Le casse du siècle !

C’est Bakchich qui balance cette info que nous aurions dû avoir depuis un an : les institutions financières ont bénéficié de 16 trillions de dollars pour se sauver. Parmi elles la Société Générale, Dexia et BNP ont touché près de 500 milliards…
Pire que le casse de Goldman Sachs, c’est le casse du siècle ! Un casse à 16 000 milliards de dollars, soit 16 trillions de dollars pour les banques au lieu des 700 milliards votés.

On doit à Bernie Sanders, sénateur américain « indépendant » du Vermont, d’avoir décidé le 1er septembre de mettre à disposition de ses concitoyens sur son site ce document (un audit) passé totalement inaperçu. Et pour cause !
« Il est vrai que les américains, ivres de colère, auraient pu être tentés d’aller décrocher leurs Winchester s’ils avaient découvert les conclusions de l’enquête du GAO (Government Accountability Office) une sorte de Cour des Comptes en forme d’Inspection Générale des Finances, qui a rendu ses décoiffantes conclusions en juillet 2011. »
Par exemple on peut lire en page 131 du rapport d’audit que, entre le 1er décembre 2007 et le 21 juillet 2012, BNP Paribas a fait le plein en dollars à la FED à hauteur de 175 milliards ( !) et sa meilleure ennemie la Société Générale a quant à elle, rempli ses soutes de 124 milliards ( !) de dollars aimablement prêtés par le contribuable yankee.
Et, à titre anecdotique… 168 milliards de dollars versés dans le puits sans fond de DEXIA…

Lire l’article sur : http://www.bakchich.info/international/2012/09/06/cest-bernie-sanders-qui-a-vendu-la-meche-61653
et les anglophones peuvent se rendre sur le site perso du sénateur : http://www.sanders.senate.gov/

16 trillions, on se doute à Sémaphores qu’il doit être malaisé de se les représenter, surtout dans la tête de ceux qui ont du mal à boucler les fins de mois. C’est pourquoi, avec le souci d’éducation populaire qui nous caractérise 😉 nous proposons l’imagerie suivante à l’attention de qui ne l’aurait pas déjà reçue dans sa boite mail.
Commençons par ce simple billet de 100 dollars, même si bon nombre d’amerlocains ne l’ont pas tous les jours dans la poche.

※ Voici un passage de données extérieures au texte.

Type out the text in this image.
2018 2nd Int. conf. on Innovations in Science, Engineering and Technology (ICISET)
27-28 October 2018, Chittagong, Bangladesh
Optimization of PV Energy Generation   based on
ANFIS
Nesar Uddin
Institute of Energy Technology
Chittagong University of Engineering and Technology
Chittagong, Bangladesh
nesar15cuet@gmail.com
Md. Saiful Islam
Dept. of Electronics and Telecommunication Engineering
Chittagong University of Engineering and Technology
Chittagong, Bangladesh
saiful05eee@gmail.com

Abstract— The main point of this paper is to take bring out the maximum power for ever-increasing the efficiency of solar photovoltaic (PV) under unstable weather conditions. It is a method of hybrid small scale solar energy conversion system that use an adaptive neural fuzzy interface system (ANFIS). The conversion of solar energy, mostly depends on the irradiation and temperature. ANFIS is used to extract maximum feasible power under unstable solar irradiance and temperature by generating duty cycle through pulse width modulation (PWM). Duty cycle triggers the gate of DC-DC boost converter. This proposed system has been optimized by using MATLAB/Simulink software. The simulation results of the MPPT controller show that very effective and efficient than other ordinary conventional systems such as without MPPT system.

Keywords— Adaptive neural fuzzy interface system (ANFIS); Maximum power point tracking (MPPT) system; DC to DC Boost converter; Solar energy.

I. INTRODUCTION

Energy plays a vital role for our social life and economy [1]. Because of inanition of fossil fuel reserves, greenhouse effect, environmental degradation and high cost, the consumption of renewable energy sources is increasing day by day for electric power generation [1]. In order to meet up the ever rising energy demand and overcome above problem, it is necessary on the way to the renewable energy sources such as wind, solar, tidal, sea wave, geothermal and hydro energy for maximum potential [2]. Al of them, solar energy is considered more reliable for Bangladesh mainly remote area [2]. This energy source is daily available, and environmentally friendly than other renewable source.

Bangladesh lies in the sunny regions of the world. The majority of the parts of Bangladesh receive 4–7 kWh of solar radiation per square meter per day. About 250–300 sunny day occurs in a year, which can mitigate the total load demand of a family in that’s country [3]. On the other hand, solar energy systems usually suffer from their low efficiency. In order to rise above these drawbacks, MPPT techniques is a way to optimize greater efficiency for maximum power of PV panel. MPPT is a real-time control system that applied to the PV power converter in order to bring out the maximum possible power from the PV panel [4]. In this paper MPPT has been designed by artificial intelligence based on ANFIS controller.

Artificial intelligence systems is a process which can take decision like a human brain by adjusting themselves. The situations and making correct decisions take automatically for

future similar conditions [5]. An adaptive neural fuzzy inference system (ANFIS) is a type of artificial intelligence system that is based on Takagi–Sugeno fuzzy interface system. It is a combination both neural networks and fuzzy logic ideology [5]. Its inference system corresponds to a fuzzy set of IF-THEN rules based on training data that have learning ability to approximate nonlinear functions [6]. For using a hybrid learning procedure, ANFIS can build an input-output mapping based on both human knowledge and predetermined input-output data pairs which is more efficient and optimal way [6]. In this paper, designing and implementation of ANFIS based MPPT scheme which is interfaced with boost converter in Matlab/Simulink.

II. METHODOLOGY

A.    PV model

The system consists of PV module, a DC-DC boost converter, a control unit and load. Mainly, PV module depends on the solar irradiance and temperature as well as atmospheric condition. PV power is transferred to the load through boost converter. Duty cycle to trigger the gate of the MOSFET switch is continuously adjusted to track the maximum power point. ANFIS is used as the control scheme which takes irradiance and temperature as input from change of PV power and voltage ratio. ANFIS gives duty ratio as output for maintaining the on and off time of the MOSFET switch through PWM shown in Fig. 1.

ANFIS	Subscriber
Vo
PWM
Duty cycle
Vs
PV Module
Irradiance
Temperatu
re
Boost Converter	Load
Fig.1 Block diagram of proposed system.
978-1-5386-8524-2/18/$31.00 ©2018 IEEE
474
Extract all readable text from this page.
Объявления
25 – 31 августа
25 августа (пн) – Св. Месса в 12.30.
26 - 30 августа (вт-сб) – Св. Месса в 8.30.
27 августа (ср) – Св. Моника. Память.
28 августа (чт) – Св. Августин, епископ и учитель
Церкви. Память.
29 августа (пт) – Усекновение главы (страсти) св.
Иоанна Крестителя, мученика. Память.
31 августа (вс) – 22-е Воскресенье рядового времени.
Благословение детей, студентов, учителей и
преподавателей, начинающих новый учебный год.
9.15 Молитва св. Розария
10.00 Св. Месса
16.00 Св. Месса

Et passons à la liasse de 10 000 dollars, facile à se représenter, même si elle commence à s’éloigner singulièrement du salaire médian

100 de ces liasses vont donc faire 1 million de dollars, ce que tout amerlocain peut avoir s’il a bien bossé pour son patron à Wall Street, ou gagné le gros lot au Sweepstake, ou fait un casse dans sa banque favorite, ou s’il est vraiment pote avec un patron du Cac40 qui lui reverse la moitié de son salaire mensuel. Quoi qu’il en soit, ça tient toujours dans une valise qu’on peut faire suivre si on part en week-end aux Caraïbes, au Luxembourg ou en Suisse, chacun ses tropiques…

A partir de 100 millions, ben non, ça tient plus dans une valise et faut commencer à réfléchir en palettes.

D’autant que pour embarquer 1 milliard de dollars, ce sont 10 palettes qu’il faudra réunir, autrement dit se procurer un bon gros poids lourd avec plein de roues car le papier ça pèse vite son poids.

Évidemment, pour transporter ce trillion qui représente mille milliards, faudra aussi de l’essence à cause des allers-retours, ou disposer d’un bon parc de camions.

Pour mieux comparer, un trillion de dollars sur un seul rang de palettes c’est grand comme un stade ou un parking à Boing.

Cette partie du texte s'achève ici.